Seasonal high tides flood Pulau Ubin, stretches along East Coast Park over the weekend, Latest Singapore News - The New Paper

Seasonal high tides flood Pulau Ubin, stretches along East Coast Park over the weekend

Seasonal high tides led to flooding in some low-lying areas in Pulau Ubin and along East Coast Park over the weekend.

On Jan 13, the water level was ankle-deep around noon in some of the low-lying areas in the southern coast of Pulau Ubin, such as the space outside the popular Ah Ma Drink Stall near Jalan Jelutong.

This was due to an unusually high tide that reached 3.3m.

Madam Lai Huat So, 82, who has been manning the drink stall for almost 30 years, said flooding is a common occurrence. In the past, customers could not enter her stall as seawater would be knee-deep during high tide.

But her stall has been spared the damaging effects of rising tides since 2018. That was when a group of architecture undergraduates from the National University of Singapore reconstructed it and elevated the timber floors as part of a community-led restoration initiative. Known as Revitalising Ubin As Living Kampung, the project was funded by the National Parks Board (NParks).

Many others, however, did not benefit from the scheme.

Among them are Madam Ng Ngak Heng, 73, and her 77-year-old husband. They run provision store Yak Hong, which is near the jetty.

“When it floods, it takes me at least an hour to clear the water that enters my store. Flooding is even worse when it rains,” said Madam Ng, who has been living in Pulau Ubin for 48 years with her husband.

She said that while other stalls in the area were able to cement and raise their floors to avoid overflow, the same could not be done for her stall due to its existing doors and pillars, which would have to be removed in order to raise the flooring.

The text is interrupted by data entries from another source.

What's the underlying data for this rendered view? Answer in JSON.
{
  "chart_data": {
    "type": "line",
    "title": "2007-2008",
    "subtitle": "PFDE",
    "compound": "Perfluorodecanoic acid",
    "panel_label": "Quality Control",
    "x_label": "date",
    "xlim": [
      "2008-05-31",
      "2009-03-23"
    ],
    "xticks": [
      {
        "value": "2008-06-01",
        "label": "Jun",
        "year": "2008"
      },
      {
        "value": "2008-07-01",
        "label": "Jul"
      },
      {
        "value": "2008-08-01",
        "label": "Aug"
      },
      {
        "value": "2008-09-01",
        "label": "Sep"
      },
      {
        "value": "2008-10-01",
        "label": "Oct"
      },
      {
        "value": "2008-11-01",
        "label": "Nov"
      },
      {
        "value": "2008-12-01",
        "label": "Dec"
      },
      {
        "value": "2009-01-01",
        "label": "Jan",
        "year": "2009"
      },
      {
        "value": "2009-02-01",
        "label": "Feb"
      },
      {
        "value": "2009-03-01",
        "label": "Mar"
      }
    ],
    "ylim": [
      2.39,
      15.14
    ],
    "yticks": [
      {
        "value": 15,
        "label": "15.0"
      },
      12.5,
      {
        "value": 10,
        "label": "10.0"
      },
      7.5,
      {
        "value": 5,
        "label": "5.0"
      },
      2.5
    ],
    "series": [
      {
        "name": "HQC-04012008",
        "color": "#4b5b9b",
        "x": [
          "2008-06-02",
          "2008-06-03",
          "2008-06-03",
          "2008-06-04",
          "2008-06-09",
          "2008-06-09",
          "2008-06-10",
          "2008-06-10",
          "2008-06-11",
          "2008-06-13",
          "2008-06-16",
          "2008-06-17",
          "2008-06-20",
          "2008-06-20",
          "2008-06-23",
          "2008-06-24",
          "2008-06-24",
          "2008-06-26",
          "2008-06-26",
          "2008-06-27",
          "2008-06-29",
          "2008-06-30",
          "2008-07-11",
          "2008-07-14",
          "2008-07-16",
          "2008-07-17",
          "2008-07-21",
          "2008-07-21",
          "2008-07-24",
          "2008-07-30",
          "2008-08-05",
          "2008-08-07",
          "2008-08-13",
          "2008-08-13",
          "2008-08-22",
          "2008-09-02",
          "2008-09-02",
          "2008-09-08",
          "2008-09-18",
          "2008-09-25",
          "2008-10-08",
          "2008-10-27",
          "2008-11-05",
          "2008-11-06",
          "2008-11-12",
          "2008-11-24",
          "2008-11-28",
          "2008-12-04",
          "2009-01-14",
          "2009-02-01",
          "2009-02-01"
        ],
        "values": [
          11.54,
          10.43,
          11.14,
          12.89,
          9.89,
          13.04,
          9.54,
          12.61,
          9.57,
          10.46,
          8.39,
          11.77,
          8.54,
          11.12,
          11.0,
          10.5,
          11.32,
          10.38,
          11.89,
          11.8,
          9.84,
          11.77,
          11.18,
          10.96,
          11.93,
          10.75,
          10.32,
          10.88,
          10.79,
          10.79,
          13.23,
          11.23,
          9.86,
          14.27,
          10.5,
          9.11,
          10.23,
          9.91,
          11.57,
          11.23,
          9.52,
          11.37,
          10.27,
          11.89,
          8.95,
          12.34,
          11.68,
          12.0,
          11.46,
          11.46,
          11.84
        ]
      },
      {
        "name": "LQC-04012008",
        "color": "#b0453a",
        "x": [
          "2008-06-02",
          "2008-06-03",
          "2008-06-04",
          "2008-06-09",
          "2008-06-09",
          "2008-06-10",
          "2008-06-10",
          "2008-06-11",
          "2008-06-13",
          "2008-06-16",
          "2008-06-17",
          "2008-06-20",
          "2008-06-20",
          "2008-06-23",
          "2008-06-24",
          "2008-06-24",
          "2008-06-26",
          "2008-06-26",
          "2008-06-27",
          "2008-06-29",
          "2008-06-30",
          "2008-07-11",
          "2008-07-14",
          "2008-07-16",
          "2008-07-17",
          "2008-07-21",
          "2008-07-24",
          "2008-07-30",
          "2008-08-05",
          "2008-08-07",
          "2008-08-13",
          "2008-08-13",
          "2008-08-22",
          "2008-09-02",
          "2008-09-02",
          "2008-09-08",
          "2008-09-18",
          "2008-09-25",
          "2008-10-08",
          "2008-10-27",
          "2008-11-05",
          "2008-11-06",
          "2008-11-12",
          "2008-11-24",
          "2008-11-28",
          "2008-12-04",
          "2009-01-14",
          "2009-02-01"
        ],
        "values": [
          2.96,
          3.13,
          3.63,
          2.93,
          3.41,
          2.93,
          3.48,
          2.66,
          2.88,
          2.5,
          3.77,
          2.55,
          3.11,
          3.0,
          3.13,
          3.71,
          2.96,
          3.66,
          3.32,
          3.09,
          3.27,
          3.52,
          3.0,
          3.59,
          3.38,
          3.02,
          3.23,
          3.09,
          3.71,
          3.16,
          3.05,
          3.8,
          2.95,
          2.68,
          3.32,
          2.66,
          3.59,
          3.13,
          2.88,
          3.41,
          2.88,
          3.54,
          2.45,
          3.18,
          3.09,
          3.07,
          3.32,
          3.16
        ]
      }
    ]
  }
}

According to Madam Ng, NParks had over the past two years improved the drainage system on the island to reduce the severity of flooding. But even though the damaging effects have lessened, flooding still cannot be avoided.

Typically, flooding happens in Singapore in January and February due to seasonal spring tides. When combined with heavy rainfall, seawater can rush inland and submerge low-lying areas.

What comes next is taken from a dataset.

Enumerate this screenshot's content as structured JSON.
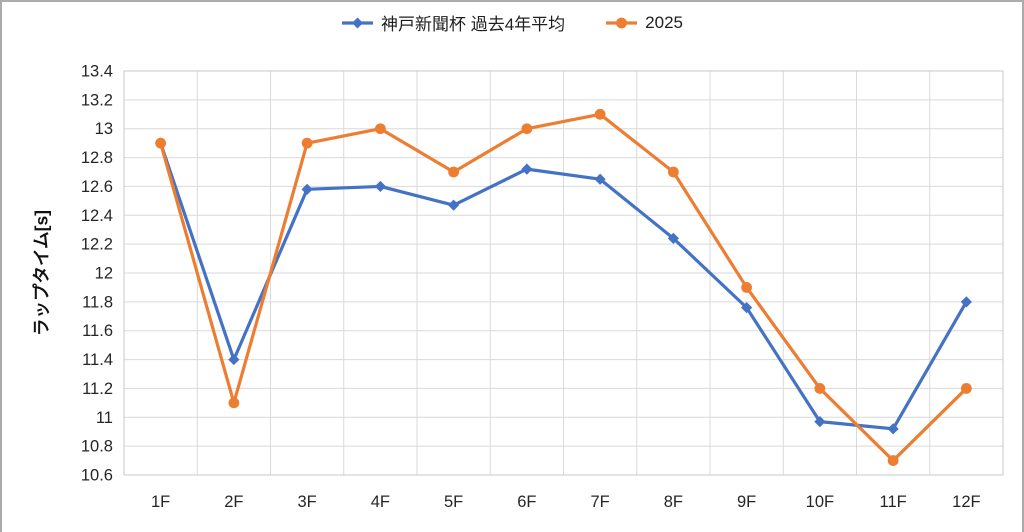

The highest tide recorded in the Republic was 3.9m on Feb 9, 1974. Seawater 1m high covered large areas of the island. Nicoll Drive, which runs along the Changi Beach coastline, was reportedly under 1.5m of water.

Seasonal high tides have also flooded several low-lying coastal areas along East Coast Park.

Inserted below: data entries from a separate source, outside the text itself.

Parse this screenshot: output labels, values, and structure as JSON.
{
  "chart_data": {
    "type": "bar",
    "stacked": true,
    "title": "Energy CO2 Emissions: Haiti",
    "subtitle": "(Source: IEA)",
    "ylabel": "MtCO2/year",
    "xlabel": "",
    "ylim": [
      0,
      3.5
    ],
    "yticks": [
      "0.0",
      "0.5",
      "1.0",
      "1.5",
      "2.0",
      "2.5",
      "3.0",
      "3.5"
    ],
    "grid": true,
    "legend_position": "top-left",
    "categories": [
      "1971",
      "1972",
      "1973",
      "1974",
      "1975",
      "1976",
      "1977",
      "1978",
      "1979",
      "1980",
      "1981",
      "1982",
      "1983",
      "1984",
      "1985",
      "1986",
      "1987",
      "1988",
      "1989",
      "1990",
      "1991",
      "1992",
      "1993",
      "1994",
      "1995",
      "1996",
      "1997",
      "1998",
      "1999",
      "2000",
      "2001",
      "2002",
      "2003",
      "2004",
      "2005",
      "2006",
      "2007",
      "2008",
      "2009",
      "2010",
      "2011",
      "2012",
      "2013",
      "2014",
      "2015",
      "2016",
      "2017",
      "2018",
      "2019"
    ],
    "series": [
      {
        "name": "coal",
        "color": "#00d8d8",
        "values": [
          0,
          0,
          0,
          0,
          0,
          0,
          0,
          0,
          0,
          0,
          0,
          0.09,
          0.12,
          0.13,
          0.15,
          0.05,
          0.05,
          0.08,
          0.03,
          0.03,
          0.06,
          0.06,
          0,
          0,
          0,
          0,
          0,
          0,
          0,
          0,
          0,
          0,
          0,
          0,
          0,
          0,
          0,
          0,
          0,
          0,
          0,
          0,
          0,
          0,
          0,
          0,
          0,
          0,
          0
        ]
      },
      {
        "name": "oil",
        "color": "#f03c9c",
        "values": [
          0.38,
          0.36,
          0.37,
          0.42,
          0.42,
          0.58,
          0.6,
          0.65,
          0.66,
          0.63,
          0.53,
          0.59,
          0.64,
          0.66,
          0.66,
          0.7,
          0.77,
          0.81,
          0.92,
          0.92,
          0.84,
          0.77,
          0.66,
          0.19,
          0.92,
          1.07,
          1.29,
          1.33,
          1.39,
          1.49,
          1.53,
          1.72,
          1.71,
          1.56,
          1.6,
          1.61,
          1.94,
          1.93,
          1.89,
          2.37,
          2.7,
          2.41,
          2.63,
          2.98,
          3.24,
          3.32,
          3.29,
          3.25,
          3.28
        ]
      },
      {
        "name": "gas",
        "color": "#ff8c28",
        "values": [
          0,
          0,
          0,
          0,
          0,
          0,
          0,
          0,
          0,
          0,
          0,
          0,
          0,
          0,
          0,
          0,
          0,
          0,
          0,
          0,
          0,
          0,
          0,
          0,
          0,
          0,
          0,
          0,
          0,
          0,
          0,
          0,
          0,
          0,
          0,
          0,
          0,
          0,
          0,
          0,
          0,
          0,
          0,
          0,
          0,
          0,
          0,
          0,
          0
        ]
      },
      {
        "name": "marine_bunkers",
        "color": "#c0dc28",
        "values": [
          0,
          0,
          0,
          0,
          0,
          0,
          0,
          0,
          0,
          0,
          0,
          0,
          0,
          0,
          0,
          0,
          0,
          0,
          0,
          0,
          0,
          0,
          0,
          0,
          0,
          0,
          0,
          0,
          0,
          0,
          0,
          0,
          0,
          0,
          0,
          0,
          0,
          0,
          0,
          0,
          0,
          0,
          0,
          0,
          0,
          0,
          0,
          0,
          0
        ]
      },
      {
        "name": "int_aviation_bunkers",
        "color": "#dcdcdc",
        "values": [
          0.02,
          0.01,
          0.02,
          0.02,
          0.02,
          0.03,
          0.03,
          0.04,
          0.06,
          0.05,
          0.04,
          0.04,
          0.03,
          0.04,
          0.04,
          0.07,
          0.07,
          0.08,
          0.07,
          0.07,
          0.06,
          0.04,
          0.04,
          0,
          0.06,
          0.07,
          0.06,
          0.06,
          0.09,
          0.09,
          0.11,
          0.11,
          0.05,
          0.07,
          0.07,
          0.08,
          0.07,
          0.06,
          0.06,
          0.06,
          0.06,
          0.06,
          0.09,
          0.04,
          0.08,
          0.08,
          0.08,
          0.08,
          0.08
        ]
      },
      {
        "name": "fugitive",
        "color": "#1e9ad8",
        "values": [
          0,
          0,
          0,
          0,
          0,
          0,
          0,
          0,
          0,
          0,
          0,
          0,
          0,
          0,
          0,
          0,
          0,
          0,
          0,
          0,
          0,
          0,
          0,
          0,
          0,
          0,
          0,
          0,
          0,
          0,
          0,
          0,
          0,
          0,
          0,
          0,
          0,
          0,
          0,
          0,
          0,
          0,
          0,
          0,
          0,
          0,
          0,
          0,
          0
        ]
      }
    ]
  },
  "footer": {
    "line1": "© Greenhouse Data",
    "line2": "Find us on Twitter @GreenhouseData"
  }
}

Checks by The Straits Times found that a high tide of 3.2m flooded the canals along East Coast Park in the late morning of Jan 12. Some water overflowed to the nearby grass patches.

Similarly, flooding took place at Singapore’s southern coast in January and February in 2014, 2015, 2018, 2019 and 2023, when the tide recorded was 3.4m, according to the National Environment Agency (NEA).